In 2010 the Battelle Memorial Institute of Columbus, Ohio, was funded by the WQA to complete a
comprehensive case study on the effects that hard water has on
household appliances & water heaters.
This study tested over 30 different appliances & followed strict guidelines to help quantify what effect scaling has on the efficiency, service & overall performance of these appliances. The study presented conclusive data showing how hard water not only damages appliances but also reduces their efficiency & can increase maintenance costs in areas where water is very hard. A quote taken directly from the study stated that "The economic savings can lead to recovery of the cost of a water softener and operating supplies in a period as short as a year."
Appliances such as your dishwasher & washing machine or hot water heaters such as your electric shower, immersion & home heating boiler are especially prone to limescale damage as they contain heating
elements which need to be clean & scale free in order to run efficiently.
When these heating elements scale up they become less efficient & need more power to produce the same amount of heat. This can increase running costs by as much as 25% in very hard water areas.

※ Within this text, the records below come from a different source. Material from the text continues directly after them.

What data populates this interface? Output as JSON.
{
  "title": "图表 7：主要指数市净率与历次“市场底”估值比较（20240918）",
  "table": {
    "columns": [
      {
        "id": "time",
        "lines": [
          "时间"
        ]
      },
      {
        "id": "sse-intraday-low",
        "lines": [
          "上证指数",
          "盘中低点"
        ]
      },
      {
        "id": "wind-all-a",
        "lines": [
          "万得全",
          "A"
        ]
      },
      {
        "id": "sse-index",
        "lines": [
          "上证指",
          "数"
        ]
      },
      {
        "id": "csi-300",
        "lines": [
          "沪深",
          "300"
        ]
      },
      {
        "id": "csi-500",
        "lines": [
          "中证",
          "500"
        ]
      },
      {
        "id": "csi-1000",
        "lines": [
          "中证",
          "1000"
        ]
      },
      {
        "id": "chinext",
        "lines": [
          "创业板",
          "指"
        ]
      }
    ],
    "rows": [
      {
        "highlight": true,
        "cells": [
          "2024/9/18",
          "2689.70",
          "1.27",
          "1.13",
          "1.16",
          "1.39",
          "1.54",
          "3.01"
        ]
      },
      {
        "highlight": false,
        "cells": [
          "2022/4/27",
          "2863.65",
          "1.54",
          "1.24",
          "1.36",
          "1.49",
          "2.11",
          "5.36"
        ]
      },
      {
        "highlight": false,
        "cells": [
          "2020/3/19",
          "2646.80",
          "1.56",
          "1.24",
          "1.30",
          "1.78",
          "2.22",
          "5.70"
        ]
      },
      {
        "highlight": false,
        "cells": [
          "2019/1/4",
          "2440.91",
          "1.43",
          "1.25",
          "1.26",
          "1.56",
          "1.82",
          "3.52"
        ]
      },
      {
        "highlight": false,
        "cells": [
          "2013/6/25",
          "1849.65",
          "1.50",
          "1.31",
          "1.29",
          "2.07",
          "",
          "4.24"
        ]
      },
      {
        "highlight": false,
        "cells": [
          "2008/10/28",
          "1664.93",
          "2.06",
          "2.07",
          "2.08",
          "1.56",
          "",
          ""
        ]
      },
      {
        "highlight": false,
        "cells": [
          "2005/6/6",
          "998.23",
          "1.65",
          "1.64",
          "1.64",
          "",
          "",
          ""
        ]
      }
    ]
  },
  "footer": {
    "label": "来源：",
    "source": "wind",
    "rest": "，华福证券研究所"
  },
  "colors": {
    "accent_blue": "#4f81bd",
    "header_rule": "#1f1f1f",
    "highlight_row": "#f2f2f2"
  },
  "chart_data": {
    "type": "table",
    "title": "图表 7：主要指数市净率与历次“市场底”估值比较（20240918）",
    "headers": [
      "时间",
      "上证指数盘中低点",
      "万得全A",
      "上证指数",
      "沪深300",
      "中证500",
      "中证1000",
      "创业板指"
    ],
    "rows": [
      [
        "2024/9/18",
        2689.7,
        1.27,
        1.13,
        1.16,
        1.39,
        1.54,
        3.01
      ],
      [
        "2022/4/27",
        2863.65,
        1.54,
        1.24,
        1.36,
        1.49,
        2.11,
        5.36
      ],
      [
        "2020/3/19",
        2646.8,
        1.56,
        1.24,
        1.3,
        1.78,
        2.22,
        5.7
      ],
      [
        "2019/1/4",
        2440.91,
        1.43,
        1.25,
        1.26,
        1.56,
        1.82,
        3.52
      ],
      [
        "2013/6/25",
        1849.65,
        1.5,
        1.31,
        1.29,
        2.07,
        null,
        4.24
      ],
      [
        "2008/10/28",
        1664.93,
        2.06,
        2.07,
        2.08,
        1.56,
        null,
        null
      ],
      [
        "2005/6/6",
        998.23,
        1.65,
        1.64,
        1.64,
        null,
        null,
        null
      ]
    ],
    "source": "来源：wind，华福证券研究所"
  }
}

Limescale deposition forms around the working parts of your appliances & heating system resulting in expensive maintenance & repair costs. Limescale damage is proven to cause premature failure to immersion elements & severely shortens the lifespan of electric showers. Additionally, home heating boilers need to be de-scaled on average every 1.4 years in hard water areas whereas this is unnecessary with softened water.
Limescale deposits on the seals inside your taps & toilet cistern valves causing them to leak & fail over time. A drip from one tap can waste up to one litre of water per hour meaning that an
average sized home with 8 taps & 2 toilets could be wasting as much as 240 litres of water per day from drips alone!
Additionally, limescale clogs up your shower heads requiring them to be constantly descaled & often replaced.